For instance, Mistral 7B is fine tuned on an instructional
format with Instruction Tokens ([INST]
, [/INST]
)
that eliminate the need for complex prompting. They simply
require the user to feed their instructions between the
tokens, and the model will take it as an instruction and
give an output accordingly.
This leaves more context for smaller models such as Mistral 7B to take in larger inputs, regardless of its smaller size and context window. Using our Ollama.ai configuration running locally, we are able to use up to 32678 characters of context length.
While such Large models may be trained on large corpuses of data, often times it may be hard to retrieve accurate or relevant data to the user's query given the sheer size of the model's training data.
By performing an indexing over relevant source documents, and retrieving the relevant context from these documents with regards to a user's query, we can provide this context to the model for it to ground its response based on the context retrieved from our source documents.
This makes the model's output more relevant to the query and the use case of the user.
Often times, such tools combining instructional fine-tuning be it through prompts, fine-tuned models such as GPT-4 or even RAG Chat with PDF apps require a paywall to use.

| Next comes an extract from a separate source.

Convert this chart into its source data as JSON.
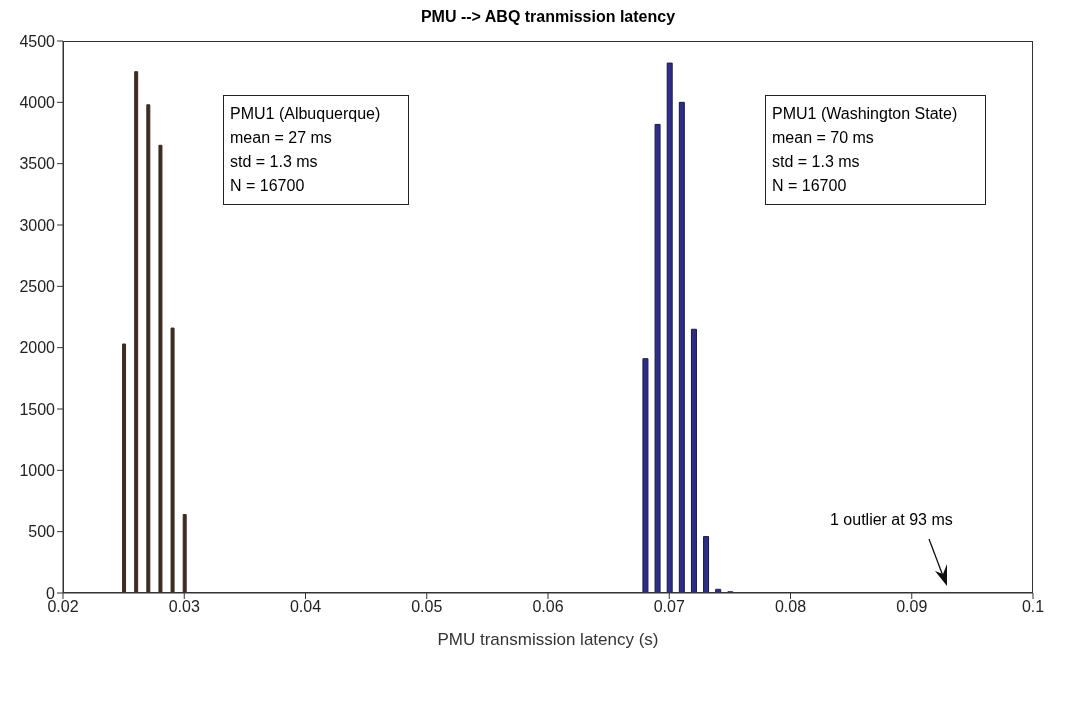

In addition to the above, this app aims to solve 3 problems, namely:
-
Paying to use these features.
Through the use of similar fine-tuned models from open-source contributors, and careful prompting, we can often achieve similar results on smaller contexts or documents.
-
Providing the ability to regenerate and reset the chat context
When a chat history grows long, the model's response may be focused on the messages at the start of the chat.
This app aims to mitigate this by allowing the user to add/delete breakpoints in the chat, regenerate outputs, and finetune the model's responses based on contiguous subsets of the chat history.

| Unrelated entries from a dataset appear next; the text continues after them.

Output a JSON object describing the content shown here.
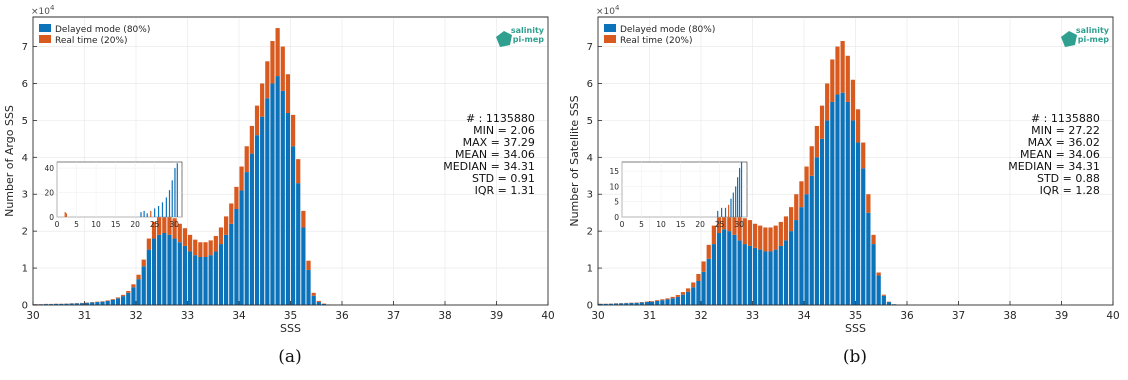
{
  "legend": {
    "delayed": "Delayed mode (80%)",
    "realtime": "Real time (20%)"
  },
  "logo": {
    "line1": "salinity",
    "line2": "pi-mep"
  },
  "colors": {
    "delayed": "#0c72ba",
    "realtime": "#d95a1e",
    "logo": "#2f9f8f"
  },
  "scale_label": "×10",
  "scale_exp": "4",
  "panels": [
    {
      "id": "a",
      "caption": "(a)",
      "stats": [
        "# : 1135880",
        "MIN = 2.06",
        "MAX =  37.29",
        "MEAN = 34.06",
        "MEDIAN = 34.31",
        "STD = 0.91",
        "IQR = 1.31"
      ]
    },
    {
      "id": "b",
      "caption": "(b)",
      "stats": [
        "# : 1135880",
        "MIN = 27.22",
        "MAX =  36.02",
        "MEAN = 34.06",
        "MEDIAN = 34.31",
        "STD = 0.88",
        "IQR = 1.28"
      ]
    }
  ],
  "chart_data": [
    {
      "type": "bar",
      "stacked": true,
      "xlabel": "SSS",
      "ylabel": "Number of Argo SSS",
      "xlim": [
        30,
        40
      ],
      "ylim": [
        0,
        78000
      ],
      "xticks": [
        30,
        31,
        32,
        33,
        34,
        35,
        36,
        37,
        38,
        39,
        40
      ],
      "yticks": [
        0,
        10000,
        20000,
        30000,
        40000,
        50000,
        60000,
        70000
      ],
      "ytick_labels": [
        "0",
        "1",
        "2",
        "3",
        "4",
        "5",
        "6",
        "7"
      ],
      "grid": true,
      "legend_position": "top-left",
      "x": [
        30.05,
        30.15,
        30.25,
        30.35,
        30.45,
        30.55,
        30.65,
        30.75,
        30.85,
        30.95,
        31.05,
        31.15,
        31.25,
        31.35,
        31.45,
        31.55,
        31.65,
        31.75,
        31.85,
        31.95,
        32.05,
        32.15,
        32.25,
        32.35,
        32.45,
        32.55,
        32.65,
        32.75,
        32.85,
        32.95,
        33.05,
        33.15,
        33.25,
        33.35,
        33.45,
        33.55,
        33.65,
        33.75,
        33.85,
        33.95,
        34.05,
        34.15,
        34.25,
        34.35,
        34.45,
        34.55,
        34.65,
        34.75,
        34.85,
        34.95,
        35.05,
        35.15,
        35.25,
        35.35,
        35.45,
        35.55,
        35.65,
        35.75,
        35.85,
        35.95
      ],
      "series": [
        {
          "name": "Delayed mode (80%)",
          "values": [
            200,
            200,
            250,
            250,
            300,
            300,
            350,
            400,
            450,
            500,
            600,
            700,
            800,
            900,
            1100,
            1400,
            1800,
            2400,
            3300,
            4800,
            7000,
            10500,
            15000,
            18000,
            19000,
            19500,
            19000,
            18000,
            17000,
            16000,
            14500,
            13500,
            13000,
            13000,
            13500,
            14500,
            16500,
            19000,
            22000,
            26000,
            31000,
            36000,
            41000,
            46000,
            51000,
            56000,
            60000,
            62000,
            58000,
            52000,
            43000,
            33000,
            21000,
            9500,
            2500,
            800,
            300,
            100,
            50,
            20
          ]
        },
        {
          "name": "Real time (20%)",
          "values": [
            50,
            50,
            50,
            50,
            50,
            50,
            60,
            60,
            70,
            70,
            80,
            90,
            100,
            120,
            150,
            200,
            250,
            350,
            500,
            800,
            1200,
            1800,
            3000,
            4500,
            5500,
            6000,
            6000,
            5500,
            5000,
            4800,
            4500,
            4200,
            4000,
            4000,
            4000,
            4200,
            4500,
            5000,
            5500,
            6000,
            6500,
            7000,
            7500,
            8000,
            9000,
            10000,
            11500,
            13000,
            12000,
            10500,
            8500,
            6500,
            4500,
            2500,
            800,
            300,
            100,
            50,
            20,
            10
          ]
        }
      ],
      "inset": {
        "xlim": [
          0,
          32
        ],
        "ylim": [
          0,
          45
        ],
        "xticks": [
          0,
          5,
          10,
          15,
          20,
          25,
          30
        ],
        "yticks": [
          0,
          20,
          40
        ]
      }
    },
    {
      "type": "bar",
      "stacked": true,
      "xlabel": "SSS",
      "ylabel": "Number of Satellite SSS",
      "xlim": [
        30,
        40
      ],
      "ylim": [
        0,
        78000
      ],
      "xticks": [
        30,
        31,
        32,
        33,
        34,
        35,
        36,
        37,
        38,
        39,
        40
      ],
      "yticks": [
        0,
        10000,
        20000,
        30000,
        40000,
        50000,
        60000,
        70000
      ],
      "ytick_labels": [
        "0",
        "1",
        "2",
        "3",
        "4",
        "5",
        "6",
        "7"
      ],
      "grid": true,
      "legend_position": "top-left",
      "x": [
        30.05,
        30.15,
        30.25,
        30.35,
        30.45,
        30.55,
        30.65,
        30.75,
        30.85,
        30.95,
        31.05,
        31.15,
        31.25,
        31.35,
        31.45,
        31.55,
        31.65,
        31.75,
        31.85,
        31.95,
        32.05,
        32.15,
        32.25,
        32.35,
        32.45,
        32.55,
        32.65,
        32.75,
        32.85,
        32.95,
        33.05,
        33.15,
        33.25,
        33.35,
        33.45,
        33.55,
        33.65,
        33.75,
        33.85,
        33.95,
        34.05,
        34.15,
        34.25,
        34.35,
        34.45,
        34.55,
        34.65,
        34.75,
        34.85,
        34.95,
        35.05,
        35.15,
        35.25,
        35.35,
        35.45,
        35.55,
        35.65,
        35.75,
        35.85,
        35.95
      ],
      "series": [
        {
          "name": "Delayed mode (80%)",
          "values": [
            300,
            300,
            350,
            400,
            450,
            500,
            550,
            600,
            700,
            800,
            900,
            1100,
            1300,
            1500,
            1800,
            2200,
            2800,
            3600,
            4800,
            6500,
            9000,
            12500,
            16500,
            19500,
            20500,
            20000,
            19000,
            17500,
            16500,
            16000,
            15500,
            15000,
            14500,
            14500,
            15000,
            16000,
            17500,
            20000,
            23000,
            26500,
            30000,
            35000,
            40000,
            45000,
            50000,
            55000,
            57000,
            57500,
            55000,
            50000,
            44000,
            37000,
            25000,
            16500,
            8000,
            2500,
            800,
            200,
            50,
            20
          ]
        },
        {
          "name": "Real time (20%)",
          "values": [
            50,
            50,
            60,
            60,
            70,
            70,
            80,
            90,
            100,
            120,
            150,
            200,
            250,
            300,
            400,
            500,
            700,
            900,
            1300,
            1900,
            2800,
            3800,
            5000,
            6000,
            6500,
            7000,
            7000,
            7000,
            7000,
            7000,
            6500,
            6500,
            6500,
            6500,
            6500,
            6500,
            6500,
            6500,
            7000,
            7000,
            7500,
            8000,
            8500,
            9000,
            10000,
            11500,
            13000,
            14000,
            12500,
            11000,
            9000,
            7000,
            5000,
            2500,
            800,
            300,
            100,
            30,
            10,
            5
          ]
        }
      ],
      "inset": {
        "xlim": [
          0,
          32
        ],
        "ylim": [
          0,
          18
        ],
        "xticks": [
          0,
          5,
          10,
          15,
          20,
          25,
          30
        ],
        "yticks": [
          0,
          5,
          10,
          15
        ]
      }
    }
  ]
}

For instance, the start of the chat may ask about one part of a document, leading the model to focus on that document.
By adding a breakpoint, the user can start fresh and ask questions about other parts of the document, letting the model give answers as if the context was fresh.
-
Data Privacy
When you use a "Chat with your PDF" tool, you upload data to their model and/or server. This is not an option for sensitive documents.
This app mitigates that by:
- Providing a local Vector Store using Postgres to save your document embeddings to your local disk with Docker volumes
- Downloading open-source ONNX binaries to run embeddings locally within the app, instead of remote models.
- Using of local model weights with models such as [Mistral] running within Ollama, and your traffic not being sent to external servers.
By running this cluster and connecting it to your Ollama-based container, I hope this improves your experience in implementing custom chat-model solutions as opposed to paying large premiums for external models.